El joven policía sonrió con gesto de cansancio.
—La misma que usted, comisario. Creo que su muchacho ha tenido un problema. Ha puesto las manos en algo importante y ha querido dar el golpe en solitario para darse importancia delante de usted. Supongo que ha descubierto algo capital, que al final le ha explotado en la cara. Espero equivocarme, pero su Joisneau ha descubierto, quizá, la identidad del asesino y esto, quizá, le ha costado la vida.
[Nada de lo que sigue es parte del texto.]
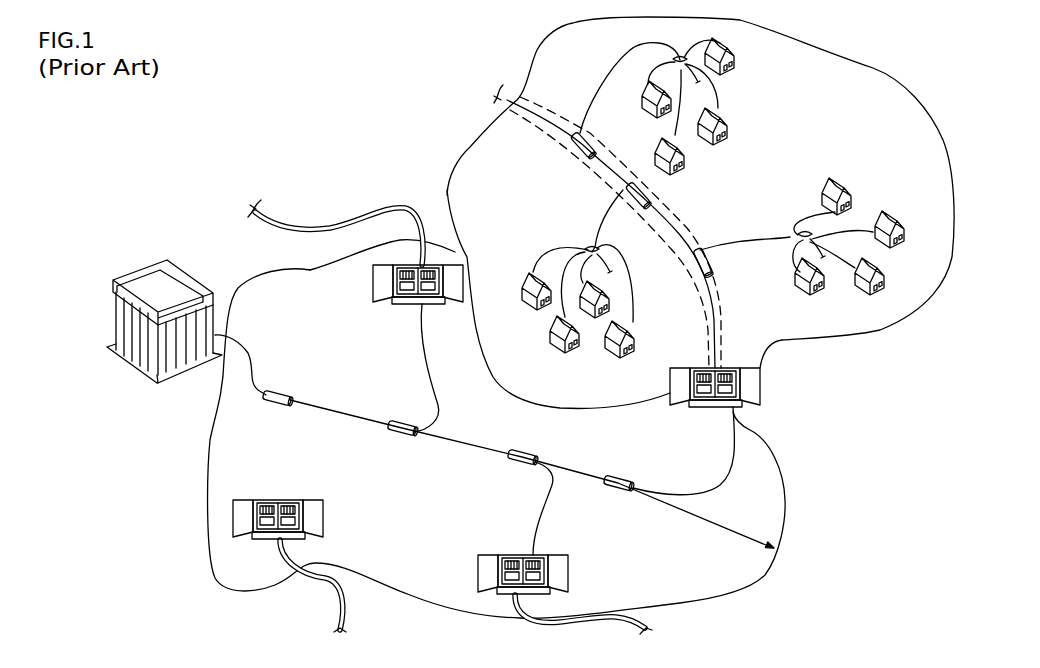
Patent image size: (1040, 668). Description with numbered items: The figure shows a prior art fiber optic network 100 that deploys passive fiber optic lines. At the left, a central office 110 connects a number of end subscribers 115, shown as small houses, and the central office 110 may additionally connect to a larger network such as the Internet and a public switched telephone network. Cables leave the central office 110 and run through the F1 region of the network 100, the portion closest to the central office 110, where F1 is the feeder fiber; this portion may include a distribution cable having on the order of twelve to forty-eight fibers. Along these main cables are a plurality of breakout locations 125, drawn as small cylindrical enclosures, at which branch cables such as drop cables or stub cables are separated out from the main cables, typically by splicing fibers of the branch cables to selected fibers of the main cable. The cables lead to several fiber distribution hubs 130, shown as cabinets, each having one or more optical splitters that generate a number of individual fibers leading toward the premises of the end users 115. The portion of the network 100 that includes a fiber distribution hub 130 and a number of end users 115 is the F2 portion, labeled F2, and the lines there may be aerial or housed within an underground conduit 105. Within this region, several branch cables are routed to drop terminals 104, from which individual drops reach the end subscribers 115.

The network 100 is at (288, 141).
The drop terminal 104 is at (678, 58).
The conduit 105 is at (722, 280).
The central office 110 is at (113, 317).
The end subscribers 115 is at (724, 123).
The breakout locations 125 is at (576, 151).
The fiber distribution hub 130 is at (448, 305).
The F1 region F1 is at (532, 469).
The F2 portion F2 is at (672, 213).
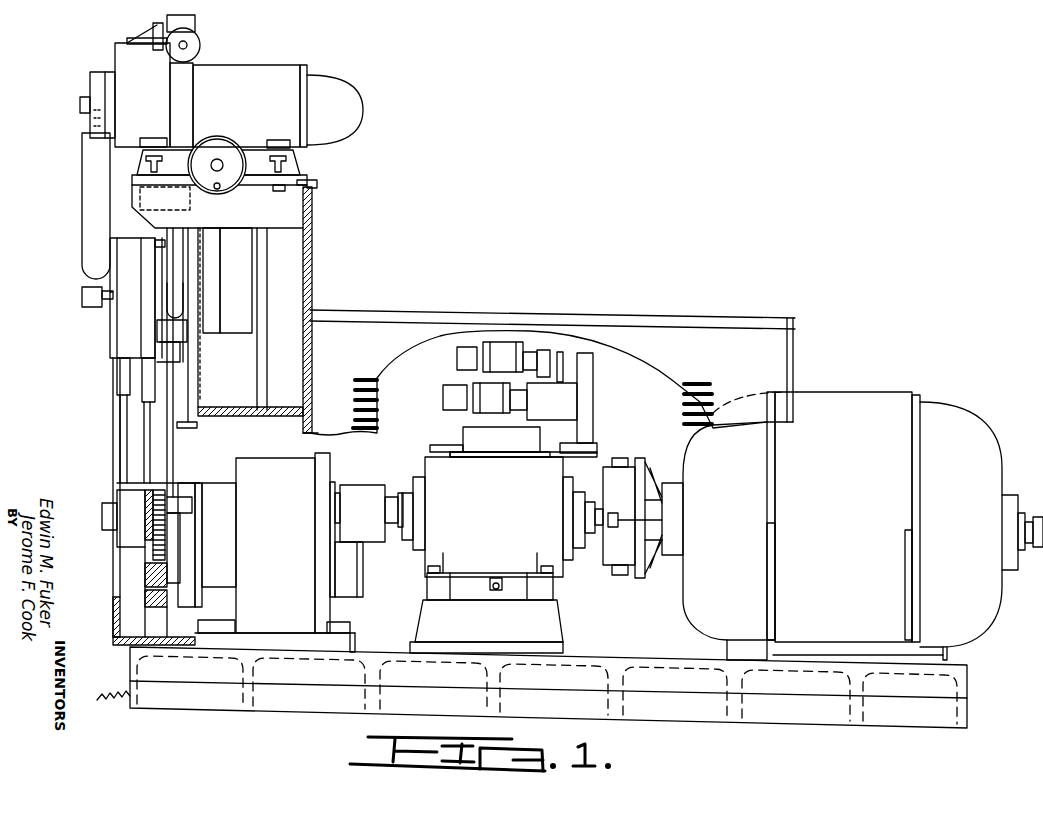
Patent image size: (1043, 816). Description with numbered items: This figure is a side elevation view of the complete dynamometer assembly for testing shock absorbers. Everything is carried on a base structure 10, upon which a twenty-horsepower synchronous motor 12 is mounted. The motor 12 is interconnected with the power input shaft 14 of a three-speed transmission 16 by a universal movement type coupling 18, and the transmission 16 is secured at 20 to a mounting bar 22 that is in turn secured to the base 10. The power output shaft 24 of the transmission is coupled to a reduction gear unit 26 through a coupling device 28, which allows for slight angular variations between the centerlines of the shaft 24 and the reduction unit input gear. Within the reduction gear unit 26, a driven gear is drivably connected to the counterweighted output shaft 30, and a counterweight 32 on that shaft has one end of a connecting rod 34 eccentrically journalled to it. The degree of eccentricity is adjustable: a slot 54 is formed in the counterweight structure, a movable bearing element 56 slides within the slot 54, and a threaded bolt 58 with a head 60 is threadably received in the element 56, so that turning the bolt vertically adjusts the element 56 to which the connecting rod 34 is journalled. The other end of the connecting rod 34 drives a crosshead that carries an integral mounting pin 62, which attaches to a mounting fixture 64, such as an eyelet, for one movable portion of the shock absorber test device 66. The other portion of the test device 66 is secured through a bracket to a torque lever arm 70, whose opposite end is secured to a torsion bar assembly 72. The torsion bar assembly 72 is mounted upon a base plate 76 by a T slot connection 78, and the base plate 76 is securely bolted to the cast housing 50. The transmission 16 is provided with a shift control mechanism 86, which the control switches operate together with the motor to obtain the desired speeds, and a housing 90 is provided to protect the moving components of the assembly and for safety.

Hizo una pausa. Niémans observaba los resplandores del lejano control de carretera. Sin confesárselo, compartía esa certidumbre desde su despertar en la biblioteca. Karim continuó:
—No me considere un cínico, comisario. Desde esta mañana voy de pesadilla en pesadilla. Ahora me encuentro aquí, en Guernon, ante un asesino que arranca los ojos de sus víctimas. Ante usted. Pierre Niémans, a la cabeza del reparto, uno de los grandes nombres de la policía francesa, que está tan perdido como yo en este pueblo… Y entonces decido ya no asombrarme de nada. Para mí, estos asesinatos están en relación directa con mi propia investigación y, créame, estoy dispuesto a ir hasta el final.
Los dos policías salieron.
Eran las once de la noche. Una lluvia fina llenaba la atmósfera. A lo lejos, los controles de los gendarmes seguían afrontando la llovizna. Unos automovilistas esperaban pacientemente para pasar. Algunos se asomaban a las ventanillas entreabiertas y observaban con mirada circunspecta los fusiles ametralladores que relucían bajo el chubasco.